Pour continuer dans la série des petits manuels politiques, voici L’Homme de Cour, de Baltasar Gracian, un jésuite qui a eu quelques problèmes avec son ordre ; La lecture de son œuvre fait comprendre pourquoi…
 
L’homme de cour, c’est un manuel de survie à l’usage de courtisan. Attention, pas un manuel à l’usage du courtisan version film en costume, le courtisan tel qu’il est dépeint dans le film « Ridicule » : à l’époque de Gracian, le courtisan c’est l’homme qui travaille à la cour, dans une arène politique d’autant plus vicelarde que les belligérants y sont médiocres.
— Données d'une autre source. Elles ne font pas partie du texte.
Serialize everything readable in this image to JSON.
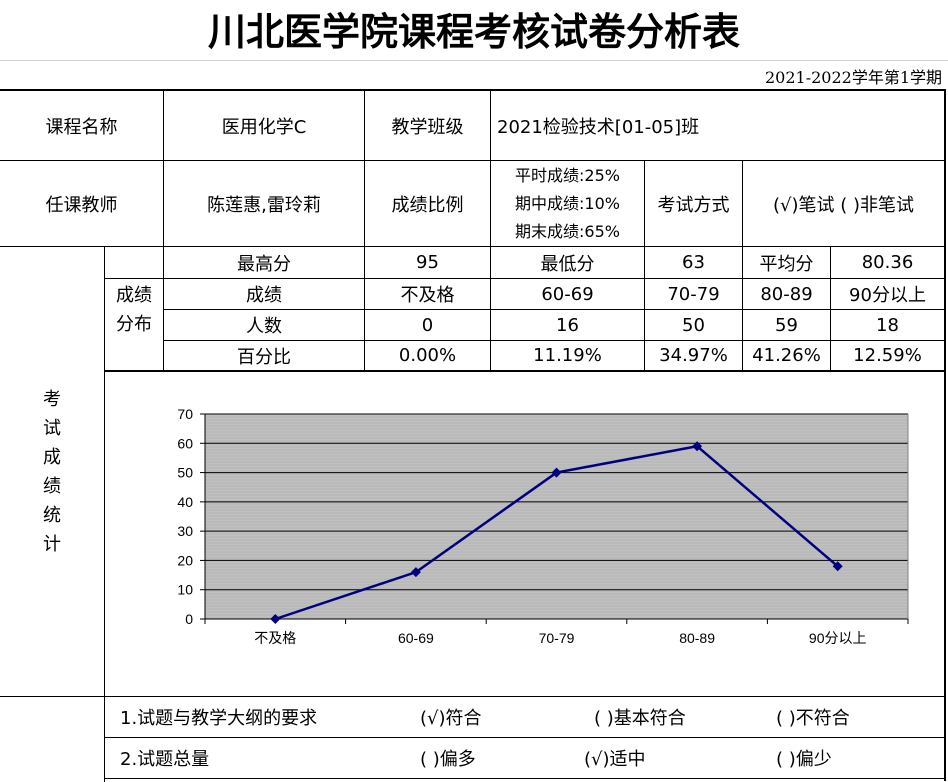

Comment y faire sa place, comment monter, comment surtout ne pas descendre, résister aux coups de poignards amicaux, aux mauvaises langues, se faire une réputation et veiller à ce qu’elle soit à l’abri des flétrissures… en ayant toujours en tête la vertu, ce qui fait la grosse différence avec le Prince de Machiavel, pour qui la vertu est un accessoire politique dont on peut toujours, au besoin, se passer.
 
Ce qui frappe, chez Gracian, c’est que son éthique est celle d’un solitaire : il s’agit de se mettre à l’abri de la médiocrité du monde. Et pour ceux qui protestent en disant que non, le monde n’est pas médiocre, etc, voici un exemple bien neuneu :
 
Le maillon faible !
Si vous avez déjà regardé cette émission, vous aurez pu constater que ce n’est jamais le meilleur qui gagne. Inévitablement, ce sont deux médiocres qui s’affrontent. Le jeu fonctionne en gros sur ce principe : d’abord une sélection darwinienne (les faibles et les malades disparaissent), et ensuite on élimine les meilleurs. Logique : certes, leur présence permet de gagner plus d’argent, puisqu’ils répondent bien, mais bon, se retrouver en phase finale face à eux, c’est quand même risqué. Mieux vaut avoir en face de soi un adversaire bien médiocre comme soi.
 
Comme dans la vie, en fait.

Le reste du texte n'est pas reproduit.